Fortunately, all of these cases ended up well, but the patients themselves reassured me: even if something goes wrong, they will not blame me.

The bottom line

There is no justification for a physician to consider only the condition of a tissue when treatment decisions are made. There is no alternative to making the decisions together with the patient.

When Your Patient Dies on the Operating Table

I saw a patient who had rather poor vision due to a macular condition. After proper counseling surgery was scheduled; she requested general anesthesia. During the operation I all of a sudden noticed that the color of the fundus is bluish. I immediately warned the (male) anesthesiologist, who was sitting in the far corner of the OR, intensively talking to his new, very pretty female anesthesiologist nurse.

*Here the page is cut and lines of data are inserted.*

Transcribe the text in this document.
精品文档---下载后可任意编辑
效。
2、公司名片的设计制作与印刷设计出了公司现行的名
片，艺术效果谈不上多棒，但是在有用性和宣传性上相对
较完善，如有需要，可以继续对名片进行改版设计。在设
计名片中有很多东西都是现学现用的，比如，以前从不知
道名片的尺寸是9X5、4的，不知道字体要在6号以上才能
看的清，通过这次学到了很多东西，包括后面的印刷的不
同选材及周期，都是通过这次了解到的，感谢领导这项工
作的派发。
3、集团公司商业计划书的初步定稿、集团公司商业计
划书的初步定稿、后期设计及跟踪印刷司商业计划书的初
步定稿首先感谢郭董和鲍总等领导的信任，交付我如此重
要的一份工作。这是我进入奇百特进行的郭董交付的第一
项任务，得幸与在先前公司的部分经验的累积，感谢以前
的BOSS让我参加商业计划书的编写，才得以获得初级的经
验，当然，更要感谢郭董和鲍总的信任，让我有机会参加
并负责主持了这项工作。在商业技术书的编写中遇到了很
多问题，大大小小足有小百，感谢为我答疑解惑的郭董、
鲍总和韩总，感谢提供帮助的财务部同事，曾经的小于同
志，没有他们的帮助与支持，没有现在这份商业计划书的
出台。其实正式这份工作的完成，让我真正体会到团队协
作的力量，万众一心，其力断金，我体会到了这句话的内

It turned out that the anesthesiologist was focused on the nurse, not on the patient, and let the oxygen tank run empty – back then neither a central oxygen line nor a finger oximetry sensor was available. The resuscitation effort was unsuccessful and the patient died.

The bottom line

For a very long time I could not recover from this tragic event and felt guilty: why did I agree to do the surgery? Slowly I got over it as rational thinking got the better of my emotions, but the event haunts me to this day. The surgeon must always keep in mind the threatening truth in Murphy’s law: If anything can go wrong, it will.